Dekan Fakultas Ilmu Sosial dan Ilmu Politik (FISIP) Universitas Bung Karno (UBK), Franky Roring, S.IP., M.Si, mengatakan bahwa Pancasila tidak menghilangkan identitas individu atau kelompok manapun, tetapi justru menjadi pemersatu bagi bangsa yang beragam.

“Dengan menjadi Pancasila bukan berarti kita melepaskan identitas kita, bukan mengedepankan golongan atau kelompok kita. Orang Muslim tetep Muslim walaupun dia jadi Indonesia dengan Pancasila, orang Kristen tetap Kristen walaupun dia menerima Pancasila, orang Budha tetap Budha walaupun dia menjadi Indonesia dengan Pancasila. Jadi tidak ada satupun identitas yang harus dikorbankan dengan menerima Pancasila,” kata Franky dalam seminar bertema “Implementasi Nilai Pancasila Untuk Pembentukan Karakter Generasi Z” yang digelar di UBK, Selasa (24/9/2024).
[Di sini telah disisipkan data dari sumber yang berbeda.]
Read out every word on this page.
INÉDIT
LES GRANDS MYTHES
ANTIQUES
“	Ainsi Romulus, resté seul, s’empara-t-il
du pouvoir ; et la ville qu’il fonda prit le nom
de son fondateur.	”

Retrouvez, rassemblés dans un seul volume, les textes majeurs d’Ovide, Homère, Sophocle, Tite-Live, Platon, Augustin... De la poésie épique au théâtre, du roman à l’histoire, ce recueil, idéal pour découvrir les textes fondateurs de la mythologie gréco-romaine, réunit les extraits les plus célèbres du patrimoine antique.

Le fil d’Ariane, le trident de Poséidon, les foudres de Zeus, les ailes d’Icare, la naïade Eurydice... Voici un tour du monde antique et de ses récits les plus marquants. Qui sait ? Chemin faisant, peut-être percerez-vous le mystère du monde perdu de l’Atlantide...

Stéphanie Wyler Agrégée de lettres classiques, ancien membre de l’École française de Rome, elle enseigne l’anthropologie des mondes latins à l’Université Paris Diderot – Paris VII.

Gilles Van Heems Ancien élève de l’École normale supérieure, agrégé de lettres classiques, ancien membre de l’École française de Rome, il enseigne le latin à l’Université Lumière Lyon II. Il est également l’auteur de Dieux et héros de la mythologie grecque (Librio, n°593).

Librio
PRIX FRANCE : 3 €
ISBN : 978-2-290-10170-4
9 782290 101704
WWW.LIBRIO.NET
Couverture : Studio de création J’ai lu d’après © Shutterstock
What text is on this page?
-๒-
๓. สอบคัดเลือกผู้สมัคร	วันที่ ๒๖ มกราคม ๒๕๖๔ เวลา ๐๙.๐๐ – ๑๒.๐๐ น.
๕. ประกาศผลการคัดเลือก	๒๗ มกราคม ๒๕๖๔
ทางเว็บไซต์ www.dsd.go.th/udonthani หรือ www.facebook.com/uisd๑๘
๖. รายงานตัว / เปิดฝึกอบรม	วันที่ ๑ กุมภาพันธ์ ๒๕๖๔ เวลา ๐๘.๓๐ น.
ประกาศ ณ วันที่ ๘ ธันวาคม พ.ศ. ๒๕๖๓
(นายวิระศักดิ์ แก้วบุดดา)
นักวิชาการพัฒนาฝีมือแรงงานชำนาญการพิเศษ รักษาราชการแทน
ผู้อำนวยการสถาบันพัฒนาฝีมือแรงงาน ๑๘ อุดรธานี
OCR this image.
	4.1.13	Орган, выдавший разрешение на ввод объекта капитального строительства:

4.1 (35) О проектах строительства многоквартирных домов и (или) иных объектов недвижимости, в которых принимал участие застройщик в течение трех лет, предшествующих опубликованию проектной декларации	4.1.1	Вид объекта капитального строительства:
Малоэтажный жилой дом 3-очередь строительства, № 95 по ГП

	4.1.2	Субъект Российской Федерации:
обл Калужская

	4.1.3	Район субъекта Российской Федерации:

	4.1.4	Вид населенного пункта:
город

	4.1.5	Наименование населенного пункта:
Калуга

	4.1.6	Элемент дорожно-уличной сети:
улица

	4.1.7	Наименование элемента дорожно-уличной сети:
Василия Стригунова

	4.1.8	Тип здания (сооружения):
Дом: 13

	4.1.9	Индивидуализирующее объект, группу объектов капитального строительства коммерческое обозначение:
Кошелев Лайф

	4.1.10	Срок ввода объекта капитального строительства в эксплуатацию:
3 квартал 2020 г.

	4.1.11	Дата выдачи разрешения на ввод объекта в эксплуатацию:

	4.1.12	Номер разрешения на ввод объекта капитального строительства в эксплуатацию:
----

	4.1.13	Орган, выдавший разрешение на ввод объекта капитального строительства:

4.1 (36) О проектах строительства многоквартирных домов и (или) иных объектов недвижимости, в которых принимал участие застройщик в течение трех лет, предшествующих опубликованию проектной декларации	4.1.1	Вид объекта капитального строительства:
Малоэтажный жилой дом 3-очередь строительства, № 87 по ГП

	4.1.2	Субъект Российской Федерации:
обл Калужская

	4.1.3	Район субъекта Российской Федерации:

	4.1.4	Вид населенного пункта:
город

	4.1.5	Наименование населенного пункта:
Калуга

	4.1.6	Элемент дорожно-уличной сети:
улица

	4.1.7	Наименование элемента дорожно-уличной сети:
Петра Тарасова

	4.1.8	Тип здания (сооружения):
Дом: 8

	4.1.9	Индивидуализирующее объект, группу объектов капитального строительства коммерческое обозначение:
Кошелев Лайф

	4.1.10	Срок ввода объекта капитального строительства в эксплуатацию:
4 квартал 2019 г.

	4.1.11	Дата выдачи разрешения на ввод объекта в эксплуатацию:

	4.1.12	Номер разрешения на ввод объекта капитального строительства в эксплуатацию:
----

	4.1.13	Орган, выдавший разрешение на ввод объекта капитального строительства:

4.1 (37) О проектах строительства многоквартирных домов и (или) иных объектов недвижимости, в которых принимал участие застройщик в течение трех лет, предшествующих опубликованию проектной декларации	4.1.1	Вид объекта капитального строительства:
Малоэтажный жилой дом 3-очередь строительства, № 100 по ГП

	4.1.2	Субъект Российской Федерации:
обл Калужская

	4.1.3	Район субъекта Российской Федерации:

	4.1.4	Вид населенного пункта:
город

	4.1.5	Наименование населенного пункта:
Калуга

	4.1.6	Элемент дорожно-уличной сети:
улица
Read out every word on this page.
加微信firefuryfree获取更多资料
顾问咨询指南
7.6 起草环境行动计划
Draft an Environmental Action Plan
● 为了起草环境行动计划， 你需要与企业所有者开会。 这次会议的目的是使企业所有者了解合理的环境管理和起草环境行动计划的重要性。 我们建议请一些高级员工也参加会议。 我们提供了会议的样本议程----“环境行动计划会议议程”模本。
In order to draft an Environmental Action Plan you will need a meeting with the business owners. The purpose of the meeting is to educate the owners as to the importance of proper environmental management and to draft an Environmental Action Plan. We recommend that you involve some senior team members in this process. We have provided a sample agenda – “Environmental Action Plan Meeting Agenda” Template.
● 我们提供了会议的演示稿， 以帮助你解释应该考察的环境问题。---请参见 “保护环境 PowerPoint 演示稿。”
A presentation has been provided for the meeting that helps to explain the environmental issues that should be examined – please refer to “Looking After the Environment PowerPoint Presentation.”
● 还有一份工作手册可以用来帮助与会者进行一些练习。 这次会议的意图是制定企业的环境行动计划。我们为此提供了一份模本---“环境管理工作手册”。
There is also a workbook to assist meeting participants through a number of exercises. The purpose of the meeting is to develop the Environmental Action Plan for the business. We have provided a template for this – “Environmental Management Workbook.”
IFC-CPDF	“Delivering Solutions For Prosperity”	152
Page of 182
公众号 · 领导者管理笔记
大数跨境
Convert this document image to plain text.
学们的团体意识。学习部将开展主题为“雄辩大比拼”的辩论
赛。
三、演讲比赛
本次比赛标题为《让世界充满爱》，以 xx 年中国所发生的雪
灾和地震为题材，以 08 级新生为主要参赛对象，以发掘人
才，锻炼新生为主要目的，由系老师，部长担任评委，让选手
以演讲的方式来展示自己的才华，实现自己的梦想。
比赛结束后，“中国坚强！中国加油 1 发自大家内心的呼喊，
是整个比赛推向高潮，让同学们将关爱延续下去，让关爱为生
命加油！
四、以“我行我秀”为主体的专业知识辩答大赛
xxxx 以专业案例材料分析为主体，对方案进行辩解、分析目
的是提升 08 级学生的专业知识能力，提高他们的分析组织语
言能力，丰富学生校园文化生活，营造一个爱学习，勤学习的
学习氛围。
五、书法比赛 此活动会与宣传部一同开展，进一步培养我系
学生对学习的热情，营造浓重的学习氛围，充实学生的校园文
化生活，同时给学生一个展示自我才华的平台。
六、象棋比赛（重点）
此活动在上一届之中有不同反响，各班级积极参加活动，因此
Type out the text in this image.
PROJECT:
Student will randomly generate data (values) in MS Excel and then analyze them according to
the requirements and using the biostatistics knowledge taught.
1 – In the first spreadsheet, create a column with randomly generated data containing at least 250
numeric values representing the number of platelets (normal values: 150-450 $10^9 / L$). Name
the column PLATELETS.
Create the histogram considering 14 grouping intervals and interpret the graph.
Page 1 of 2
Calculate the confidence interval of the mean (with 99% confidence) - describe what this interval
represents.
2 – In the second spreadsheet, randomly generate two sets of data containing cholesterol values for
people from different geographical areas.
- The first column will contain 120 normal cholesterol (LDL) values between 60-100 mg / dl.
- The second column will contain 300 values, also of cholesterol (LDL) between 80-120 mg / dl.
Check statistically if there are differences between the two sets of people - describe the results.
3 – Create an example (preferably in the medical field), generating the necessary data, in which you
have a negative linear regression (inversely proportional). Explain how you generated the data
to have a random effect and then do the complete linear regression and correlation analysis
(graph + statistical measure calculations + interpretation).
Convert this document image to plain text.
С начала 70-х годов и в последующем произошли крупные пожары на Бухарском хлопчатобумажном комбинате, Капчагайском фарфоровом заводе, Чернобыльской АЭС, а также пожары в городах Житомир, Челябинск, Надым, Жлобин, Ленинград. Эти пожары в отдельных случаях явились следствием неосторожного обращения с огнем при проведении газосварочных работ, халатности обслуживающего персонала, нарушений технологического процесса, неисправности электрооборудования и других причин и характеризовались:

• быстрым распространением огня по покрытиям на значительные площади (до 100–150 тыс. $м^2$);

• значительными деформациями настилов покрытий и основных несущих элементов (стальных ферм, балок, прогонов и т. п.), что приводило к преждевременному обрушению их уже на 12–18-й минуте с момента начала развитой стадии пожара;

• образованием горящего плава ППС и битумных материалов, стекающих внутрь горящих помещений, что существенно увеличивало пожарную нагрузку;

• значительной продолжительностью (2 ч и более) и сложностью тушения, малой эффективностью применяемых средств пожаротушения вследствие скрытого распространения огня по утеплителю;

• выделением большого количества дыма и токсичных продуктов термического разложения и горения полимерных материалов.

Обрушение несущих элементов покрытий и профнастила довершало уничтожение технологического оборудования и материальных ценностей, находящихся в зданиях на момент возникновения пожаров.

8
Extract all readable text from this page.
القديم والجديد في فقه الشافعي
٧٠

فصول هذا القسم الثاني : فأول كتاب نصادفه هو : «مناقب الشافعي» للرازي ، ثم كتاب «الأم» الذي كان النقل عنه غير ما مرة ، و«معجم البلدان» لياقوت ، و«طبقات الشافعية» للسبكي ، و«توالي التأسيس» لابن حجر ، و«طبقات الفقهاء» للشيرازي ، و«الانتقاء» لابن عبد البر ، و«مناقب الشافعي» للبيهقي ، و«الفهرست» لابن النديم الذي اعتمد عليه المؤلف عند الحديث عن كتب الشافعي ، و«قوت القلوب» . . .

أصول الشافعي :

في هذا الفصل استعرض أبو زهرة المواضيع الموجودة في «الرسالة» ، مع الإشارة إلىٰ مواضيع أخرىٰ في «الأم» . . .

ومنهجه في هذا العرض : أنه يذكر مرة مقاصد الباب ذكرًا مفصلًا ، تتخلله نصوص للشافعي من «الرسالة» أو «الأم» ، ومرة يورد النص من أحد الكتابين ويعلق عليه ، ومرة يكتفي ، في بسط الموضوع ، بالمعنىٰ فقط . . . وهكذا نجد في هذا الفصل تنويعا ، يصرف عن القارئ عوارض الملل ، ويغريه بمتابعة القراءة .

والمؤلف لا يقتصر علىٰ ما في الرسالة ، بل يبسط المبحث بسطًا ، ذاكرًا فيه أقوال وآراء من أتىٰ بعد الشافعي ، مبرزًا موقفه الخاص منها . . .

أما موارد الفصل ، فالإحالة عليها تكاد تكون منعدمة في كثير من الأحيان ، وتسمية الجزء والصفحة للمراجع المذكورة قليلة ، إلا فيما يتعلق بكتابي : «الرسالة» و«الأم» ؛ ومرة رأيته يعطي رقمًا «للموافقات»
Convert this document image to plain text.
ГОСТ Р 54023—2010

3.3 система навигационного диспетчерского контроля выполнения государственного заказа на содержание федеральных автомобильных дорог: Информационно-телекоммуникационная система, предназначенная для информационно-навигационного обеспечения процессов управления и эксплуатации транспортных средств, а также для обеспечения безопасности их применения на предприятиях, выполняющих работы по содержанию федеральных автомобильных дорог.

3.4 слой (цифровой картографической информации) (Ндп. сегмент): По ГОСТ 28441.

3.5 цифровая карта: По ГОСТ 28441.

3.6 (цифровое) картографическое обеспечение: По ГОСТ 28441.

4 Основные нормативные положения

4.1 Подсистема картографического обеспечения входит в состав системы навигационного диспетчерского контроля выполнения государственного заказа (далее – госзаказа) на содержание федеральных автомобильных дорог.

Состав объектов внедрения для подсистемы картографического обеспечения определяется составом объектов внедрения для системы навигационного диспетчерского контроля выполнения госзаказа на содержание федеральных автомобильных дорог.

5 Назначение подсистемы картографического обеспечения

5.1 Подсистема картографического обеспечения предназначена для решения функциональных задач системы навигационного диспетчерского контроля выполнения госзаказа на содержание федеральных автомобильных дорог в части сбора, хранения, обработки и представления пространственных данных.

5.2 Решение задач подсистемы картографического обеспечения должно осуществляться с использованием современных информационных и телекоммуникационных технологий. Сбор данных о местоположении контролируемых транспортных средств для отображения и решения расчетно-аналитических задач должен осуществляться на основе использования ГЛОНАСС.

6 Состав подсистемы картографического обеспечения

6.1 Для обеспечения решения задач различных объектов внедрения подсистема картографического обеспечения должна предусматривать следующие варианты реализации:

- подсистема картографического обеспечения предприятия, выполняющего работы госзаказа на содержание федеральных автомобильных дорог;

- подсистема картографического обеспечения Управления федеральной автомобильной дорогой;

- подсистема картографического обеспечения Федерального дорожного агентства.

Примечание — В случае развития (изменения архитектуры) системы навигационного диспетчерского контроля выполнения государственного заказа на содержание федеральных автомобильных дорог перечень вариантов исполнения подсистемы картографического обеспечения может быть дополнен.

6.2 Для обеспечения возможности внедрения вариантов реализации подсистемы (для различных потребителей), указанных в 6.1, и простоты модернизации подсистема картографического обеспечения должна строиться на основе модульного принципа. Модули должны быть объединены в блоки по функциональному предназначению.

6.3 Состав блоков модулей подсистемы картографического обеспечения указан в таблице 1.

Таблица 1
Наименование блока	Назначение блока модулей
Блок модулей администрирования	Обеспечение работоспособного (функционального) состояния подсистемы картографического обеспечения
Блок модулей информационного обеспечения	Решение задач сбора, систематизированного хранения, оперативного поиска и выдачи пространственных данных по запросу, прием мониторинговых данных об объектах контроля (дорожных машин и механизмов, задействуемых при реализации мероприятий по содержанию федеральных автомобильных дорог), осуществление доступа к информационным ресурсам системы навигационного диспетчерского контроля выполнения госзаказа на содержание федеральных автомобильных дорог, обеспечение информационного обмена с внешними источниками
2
Dalam lintasan sejarah bangsa ndonesia, Franky mengatakan Pancasila punya peran yang sangat vital dalam mempersatukan seluruh elemen bangsa dari Sabang sampai Merauke. Pancasila menjadi perekat yang mempersatukan di tengah pluralitas Nusantara nan amat kompleks.

“Orang Jawa, orang Maluku, orang Sumatra adalah entitas yang berdaulat sebelum Belanda datang. Mereka adalah tuan atas tanahnya sendiri. Jadi ketika dia menjadi bangsa, apa artinya? Bagaimana menyatukan bangsa kita yang beragam ini tanpa harus menyergamkannya? Cuma satu, apa itu? Pancasila,” katanya.

Gambaran ini, menurutnya, mencerminkan nasionalisme Indonesia yang unik, yang lahir dari konsensus kesadaran untuk bersatu meski berasal dari latar belakang yang berbeda.

Dia menambahkan bahwa Bung Karno sekali Waktu pernah berkata bahwa nasionalisme Indonesia berbeda dengan yang lain. Karena tidak semua bangsa yang ada di Indonesia ini dipersatukan oleh penjajahan dan kesamaan nasib. Ada beberapa daerah yang tidak dijajah Belanda terutama di wilayah timur tapi mau bergabung dengan Indonesia.

“Itu luar biasa. Sebuah konsensus. Kalau ditanya kenapa mau bergabung walaupun berbeda. Karena kesadaran dan kehendak untuk bersatu. Jadi tidak ada satupun yang harus dikorbankan ketika menjadi Indonesia.”

Ia juga menyoroti pentingnya memahami bahwa Pancasila bukanlah tandingan moral atau agama. Alih-alih, Pancasila justru merangkum cerminan nilai-nilai luhur yang telah ada di tengah masyarakat Indonesia sebelum konsep ini dicetuskan.

“Bung Karno tidak menciptakan Pancasila, tetapi merumuskan kembali nilai-nilai yang sudah ada di masyarakat,” tegasnya.

Seminar ini menjadi bagian dari upaya untuk memperkuat posisi Pancasila sebagai pilar utama dalam membangun karakter bangsa, khususnya bagi generasi muda, agar tetap kokoh dalam menghadapi tantangan global dan tetap menjunjung tinggi persatuan dan kesatuan bangsa.